Les séances de cinéma scolaire du jeudi après- midi étaient un véritable enchantement, elles renforçaient ma passion pour le septième art. Je me souviens particulièrement de deux films hilarants de Jerry Lewis : Un Chef de rayon explosif de Frank Tashlin et Docteur Jerry et Mister Love, réalisé et interprété par Jerry en personne. Ébloui par Le Trésor du lac d’Argent avec Pierre Brice dans le rôle de Winnetou, emballé par Tintin et le mystère de la Toison d’or et Tintin et les Oranges bleues avec Jean-Pierre Talbot dans le rôle du petit reporter, mon intérêt pour le cinéma ne faisait que croitre. Je dévorais les magazines et les programmes de télévision où je pouvais lire le résumé des films et les anecdotes qui les accompagnaient. Ma mémoire faisait le reste en rangeant toutes ces informations dans mon imaginaire d’enfant où une petite encyclopédie se constituait, page après page. 

Ma grand-mère, mordue de cinéma elle aussi, habitait près du Parc de la Tête d’or et, bonheur supplémentaire, elle avait un cinéma de patronage à côté de chez elle. C’est là que j’ai vu les comédies des années soixante comme La Grande vadrouille, Le Gendarme de Saint-Tropez, Le Cerveau ou Fantômas. En 1969, j’assistais, en compagnie de cette mamie cinéphile, à la projection de Il était une fois dans l’Ouest. Elle fut choquée par cette œuvre, novatrice et poisseuse, où Claudia Cardinale, femme de petite vertu au décolleté vertigineux, couche avec un Henry Fonda tueur d’enfant, cynique à souhait. 

Puis vinrent les années soixante-dix, je devrais dire les fabuleuses années soixante-dix, où je visionnais souvent deux ou trois films par week- end dans les salles de cinéma lyonnaises. Entre 1974 et 1980 le liste est longue des films qui me transportèrent loin de ma vie quotidienne.

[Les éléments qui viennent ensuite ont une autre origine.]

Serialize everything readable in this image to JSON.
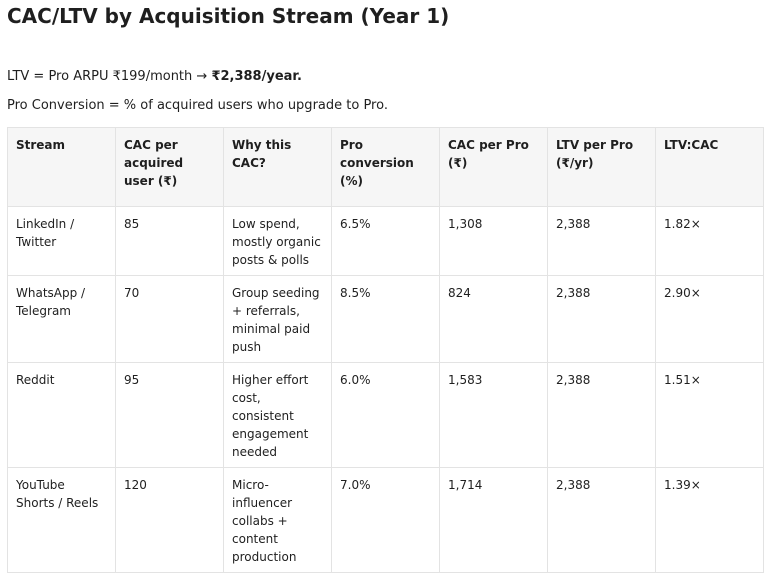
{
  "title": "CAC/LTV by Acquisition Stream (Year 1)",
  "ltv_note": {
    "prefix": "LTV = Pro ARPU ₹199/month → ",
    "value": "₹2,388/year."
  },
  "conversion_note": "Pro Conversion = % of acquired users who upgrade to Pro.",
  "table": {
    "headers": [
      "Stream",
      "CAC per acquired user (₹)",
      "Why this CAC?",
      "Pro conversion (%)",
      "CAC per Pro (₹)",
      "LTV per Pro (₹/yr)",
      "LTV:CAC"
    ],
    "rows": [
      [
        "LinkedIn / Twitter",
        "85",
        "Low spend, mostly organic posts & polls",
        "6.5%",
        "1,308",
        "2,388",
        "1.82×"
      ],
      [
        "WhatsApp / Telegram",
        "70",
        "Group seeding + referrals, minimal paid push",
        "8.5%",
        "824",
        "2,388",
        "2.90×"
      ],
      [
        "Reddit",
        "95",
        "Higher effort cost, consistent engagement needed",
        "6.0%",
        "1,583",
        "2,388",
        "1.51×"
      ],
      [
        "YouTube Shorts / Reels",
        "120",
        "Micro-influencer collabs + content production",
        "7.0%",
        "1,714",
        "2,388",
        "1.39×"
      ]
    ]
  }
}
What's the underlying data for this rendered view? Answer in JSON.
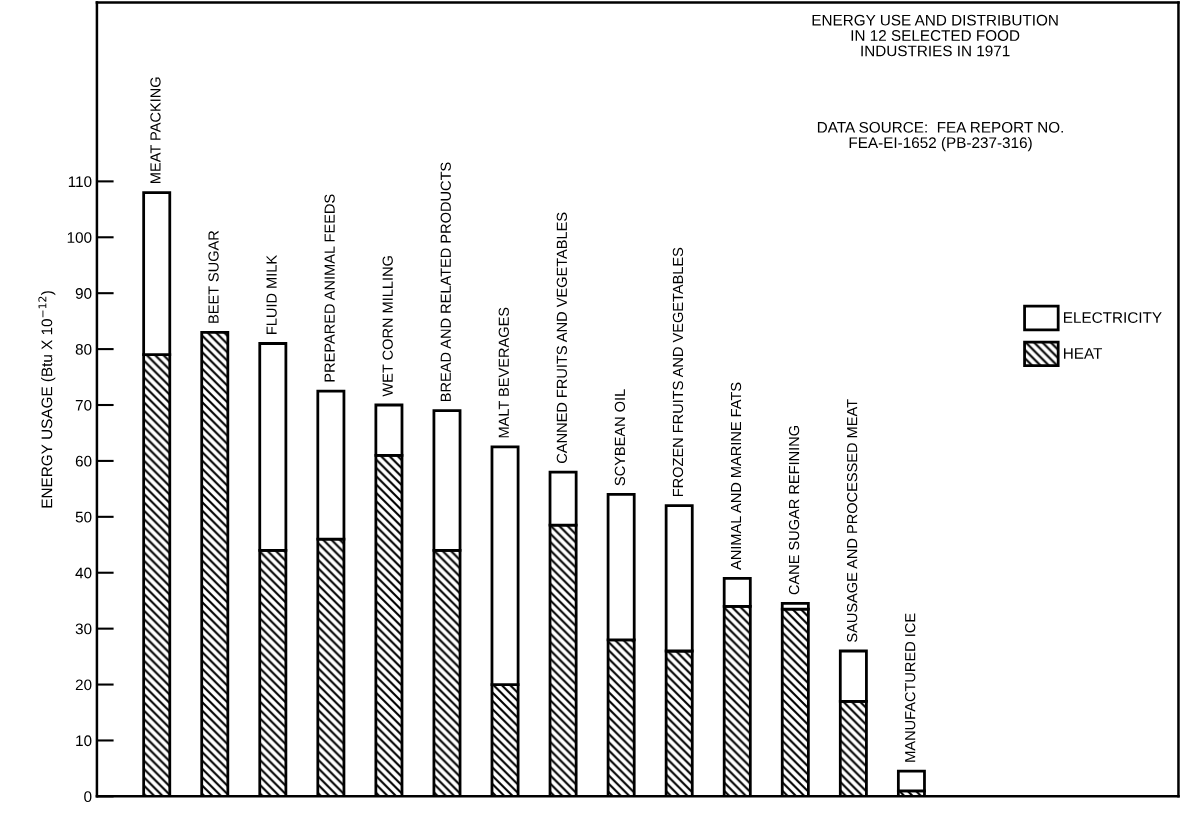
{
  "chart_data": {
    "type": "bar",
    "stacked": true,
    "title": "ENERGY USE AND DISTRIBUTION\nIN 12 SELECTED FOOD\nINDUSTRIES IN 1971",
    "annotations": [
      "DATA SOURCE:  FEA REPORT NO.\nFEA-EI-1652 (PB-237-316)"
    ],
    "ylabel": "ENERGY USAGE (Btu X 10$^{−12}$)",
    "categories": [
      "MEAT PACKING",
      "BEET SUGAR",
      "FLUID MILK",
      "PREPARED ANIMAL FEEDS",
      "WET CORN MILLING",
      "BREAD AND RELATED PRODUCTS",
      "MALT BEVERAGES",
      "CANNED FRUITS AND VEGETABLES",
      "SCYBEAN OIL",
      "FROZEN FRUITS AND VEGETABLES",
      "ANIMAL AND MARINE FATS",
      "CANE SUGAR REFINING",
      "SAUSAGE AND PROCESSED MEAT",
      "MANUFACTURED ICE"
    ],
    "series": [
      {
        "name": "HEAT",
        "color": "#000000",
        "values": [
          79,
          83,
          44,
          46,
          61,
          44,
          20,
          48.5,
          28,
          26,
          34,
          33.5,
          17,
          1
        ]
      },
      {
        "name": "ELECTRICITY",
        "color": "#ffffff",
        "values": [
          29,
          0,
          37,
          26.5,
          9,
          25,
          42.5,
          9.5,
          26,
          26,
          5,
          1,
          9,
          3.5
        ]
      }
    ],
    "ylim": [
      0,
      142
    ],
    "yticks": [
      0,
      10,
      20,
      30,
      40,
      50,
      60,
      70,
      80,
      90,
      100,
      110
    ],
    "tick_labels": "y",
    "grid": false,
    "legend": "right"
  }
}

Parmi les plus marquants : Chinatown de Roman Polanski, Les Dents de la mer de Steven Spielberg, Le Juge et l’Assassin de Bertrand Tavernier, 1900 de Bernardo Bertolucci, Taxi Driver de Martin Scorsese, Apocalypse Now de Francis Ford Coppola, Le Tambour de Volker Schlöndorff, Voyage au bout de l’enfer de Michael Cimino et Shining de Stanley Kubrick. En 1978, dans un immense cinéma de Londres, La Malédiction de la Panthère rose jouait à guichets fermés. Perdu dans une foule joyeuse où tout le monde mangeait, buvait et fumait, je fus surpris par la première apparition de Peter Sellers qui déchaîna une vague d’hystérie collective comparable à un concert des Beatles. Je n’avais jamais connu une ambiance pareille pendant la projection d’un film. Brian De Palma prolongea le frisson les années suivantes avec Pulsions, Blow Out, Scarface, Body Double, Les Incorruptibles et Outrages.

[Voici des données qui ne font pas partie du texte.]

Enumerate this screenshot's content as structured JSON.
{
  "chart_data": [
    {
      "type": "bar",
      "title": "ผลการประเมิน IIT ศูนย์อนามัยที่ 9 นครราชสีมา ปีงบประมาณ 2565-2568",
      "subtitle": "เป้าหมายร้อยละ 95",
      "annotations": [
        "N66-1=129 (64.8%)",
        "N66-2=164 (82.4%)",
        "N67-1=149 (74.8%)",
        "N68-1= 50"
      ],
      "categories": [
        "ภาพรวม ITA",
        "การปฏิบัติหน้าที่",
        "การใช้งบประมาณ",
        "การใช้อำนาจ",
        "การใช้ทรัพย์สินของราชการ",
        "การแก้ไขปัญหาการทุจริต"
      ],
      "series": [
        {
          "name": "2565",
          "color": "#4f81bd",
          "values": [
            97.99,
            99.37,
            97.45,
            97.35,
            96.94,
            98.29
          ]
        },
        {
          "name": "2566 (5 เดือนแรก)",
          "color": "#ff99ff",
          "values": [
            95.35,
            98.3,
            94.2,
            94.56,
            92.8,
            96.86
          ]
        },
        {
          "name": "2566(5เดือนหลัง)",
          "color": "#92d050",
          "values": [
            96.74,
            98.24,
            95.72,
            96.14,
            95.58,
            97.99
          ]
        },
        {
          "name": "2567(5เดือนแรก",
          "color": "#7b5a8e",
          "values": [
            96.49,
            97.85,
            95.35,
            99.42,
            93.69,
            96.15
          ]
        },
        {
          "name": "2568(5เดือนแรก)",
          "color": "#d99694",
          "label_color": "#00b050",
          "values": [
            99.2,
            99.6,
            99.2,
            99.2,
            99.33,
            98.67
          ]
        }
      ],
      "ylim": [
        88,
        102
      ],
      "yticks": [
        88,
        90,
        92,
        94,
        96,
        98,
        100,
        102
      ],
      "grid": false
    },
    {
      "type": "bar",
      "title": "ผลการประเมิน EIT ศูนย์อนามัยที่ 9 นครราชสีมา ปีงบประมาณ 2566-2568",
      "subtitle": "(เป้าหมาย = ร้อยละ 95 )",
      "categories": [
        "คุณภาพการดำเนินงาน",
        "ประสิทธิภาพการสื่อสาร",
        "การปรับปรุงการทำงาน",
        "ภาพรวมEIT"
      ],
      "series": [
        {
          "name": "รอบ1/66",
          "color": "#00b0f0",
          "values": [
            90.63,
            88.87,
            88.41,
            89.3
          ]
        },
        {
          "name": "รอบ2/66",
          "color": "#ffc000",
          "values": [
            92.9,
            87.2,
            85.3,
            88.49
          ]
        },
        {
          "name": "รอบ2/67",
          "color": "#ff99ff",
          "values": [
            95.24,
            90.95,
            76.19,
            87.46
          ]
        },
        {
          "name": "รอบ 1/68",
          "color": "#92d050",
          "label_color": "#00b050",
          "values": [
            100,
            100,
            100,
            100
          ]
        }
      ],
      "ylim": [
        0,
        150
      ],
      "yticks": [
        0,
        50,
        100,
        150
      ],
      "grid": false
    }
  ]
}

Le cinéma était devenu une drogue douce et je n’avais aucune envie de décrocher. Les années défilèrent à vingt-quatre images secondeEt puis, un beau matin, jeune retraité, je devins projectionniste bénévole dans une association qui gère le cinéma de mon village. Le comble du bonheur pour un cinéphile. 

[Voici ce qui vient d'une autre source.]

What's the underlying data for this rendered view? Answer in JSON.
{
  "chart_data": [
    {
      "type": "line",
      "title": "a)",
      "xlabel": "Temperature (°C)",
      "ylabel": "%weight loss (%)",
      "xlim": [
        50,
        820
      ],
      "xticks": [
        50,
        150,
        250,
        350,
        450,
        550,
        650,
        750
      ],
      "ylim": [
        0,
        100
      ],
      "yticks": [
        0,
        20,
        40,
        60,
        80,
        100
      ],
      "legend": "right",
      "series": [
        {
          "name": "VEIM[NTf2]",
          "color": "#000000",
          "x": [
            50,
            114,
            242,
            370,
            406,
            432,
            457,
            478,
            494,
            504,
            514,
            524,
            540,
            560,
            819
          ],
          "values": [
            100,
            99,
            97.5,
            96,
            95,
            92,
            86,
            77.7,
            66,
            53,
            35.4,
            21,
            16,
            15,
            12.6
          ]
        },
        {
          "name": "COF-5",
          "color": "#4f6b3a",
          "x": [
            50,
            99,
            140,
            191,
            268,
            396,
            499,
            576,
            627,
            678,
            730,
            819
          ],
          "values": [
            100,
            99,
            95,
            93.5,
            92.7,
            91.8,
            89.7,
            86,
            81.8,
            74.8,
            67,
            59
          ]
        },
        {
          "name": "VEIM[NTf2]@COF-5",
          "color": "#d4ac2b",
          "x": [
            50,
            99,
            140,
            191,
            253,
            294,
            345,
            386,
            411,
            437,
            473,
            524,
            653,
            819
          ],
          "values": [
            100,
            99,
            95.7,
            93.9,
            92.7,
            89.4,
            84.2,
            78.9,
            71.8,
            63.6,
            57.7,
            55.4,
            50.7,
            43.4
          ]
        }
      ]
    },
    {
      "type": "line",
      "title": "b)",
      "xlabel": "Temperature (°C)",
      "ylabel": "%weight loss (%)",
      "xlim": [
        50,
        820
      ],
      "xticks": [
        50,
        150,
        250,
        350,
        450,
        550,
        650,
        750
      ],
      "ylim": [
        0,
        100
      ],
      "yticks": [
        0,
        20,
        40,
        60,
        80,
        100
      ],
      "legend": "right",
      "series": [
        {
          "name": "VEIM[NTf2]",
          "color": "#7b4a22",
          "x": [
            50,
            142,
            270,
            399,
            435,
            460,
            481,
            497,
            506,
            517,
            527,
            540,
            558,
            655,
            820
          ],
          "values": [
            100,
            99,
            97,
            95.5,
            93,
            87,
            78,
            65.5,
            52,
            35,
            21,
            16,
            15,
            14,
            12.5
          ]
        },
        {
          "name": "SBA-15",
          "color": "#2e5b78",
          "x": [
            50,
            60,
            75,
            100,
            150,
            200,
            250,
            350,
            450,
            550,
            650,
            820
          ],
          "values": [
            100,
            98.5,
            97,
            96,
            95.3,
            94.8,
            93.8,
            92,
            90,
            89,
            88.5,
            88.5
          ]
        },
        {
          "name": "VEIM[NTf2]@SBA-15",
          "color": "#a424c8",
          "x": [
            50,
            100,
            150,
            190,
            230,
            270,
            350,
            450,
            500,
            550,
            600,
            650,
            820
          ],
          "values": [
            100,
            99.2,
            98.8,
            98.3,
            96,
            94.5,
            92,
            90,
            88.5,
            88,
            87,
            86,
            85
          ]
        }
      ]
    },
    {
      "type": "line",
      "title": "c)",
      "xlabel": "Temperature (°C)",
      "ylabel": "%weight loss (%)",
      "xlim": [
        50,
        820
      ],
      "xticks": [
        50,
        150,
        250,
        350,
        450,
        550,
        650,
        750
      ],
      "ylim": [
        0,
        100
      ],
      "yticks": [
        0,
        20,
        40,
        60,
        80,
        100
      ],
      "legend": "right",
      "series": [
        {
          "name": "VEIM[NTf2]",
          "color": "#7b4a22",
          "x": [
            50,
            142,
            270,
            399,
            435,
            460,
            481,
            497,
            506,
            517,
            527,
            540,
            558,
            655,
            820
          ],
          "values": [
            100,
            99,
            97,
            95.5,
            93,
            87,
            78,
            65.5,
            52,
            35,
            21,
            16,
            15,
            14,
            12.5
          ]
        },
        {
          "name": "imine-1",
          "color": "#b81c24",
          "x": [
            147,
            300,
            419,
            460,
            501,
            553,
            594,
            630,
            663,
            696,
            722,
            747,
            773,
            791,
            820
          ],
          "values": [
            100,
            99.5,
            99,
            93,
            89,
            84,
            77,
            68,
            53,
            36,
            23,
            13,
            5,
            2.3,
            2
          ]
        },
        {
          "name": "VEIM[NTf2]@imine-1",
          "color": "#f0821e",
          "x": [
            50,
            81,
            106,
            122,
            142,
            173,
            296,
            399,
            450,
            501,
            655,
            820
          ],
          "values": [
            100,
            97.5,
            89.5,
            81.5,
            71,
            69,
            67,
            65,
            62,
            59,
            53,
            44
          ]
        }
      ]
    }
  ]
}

« L’amour du cinéma m’a permis de trouver une place dans l’existence » disait Bertrand Tavernier. Partager mon enthousiasme ou ma déception en écrivant des chroniques sur le septième art, agrémentées de quelques souvenirs, est un véritable plaisir qui regroupe mes deux passions : l’écriture et le cinéma. J’espère que mes chroniques vous inciteront à vous caler dans le siège moelleux d’une salle obscure pour visionner un film.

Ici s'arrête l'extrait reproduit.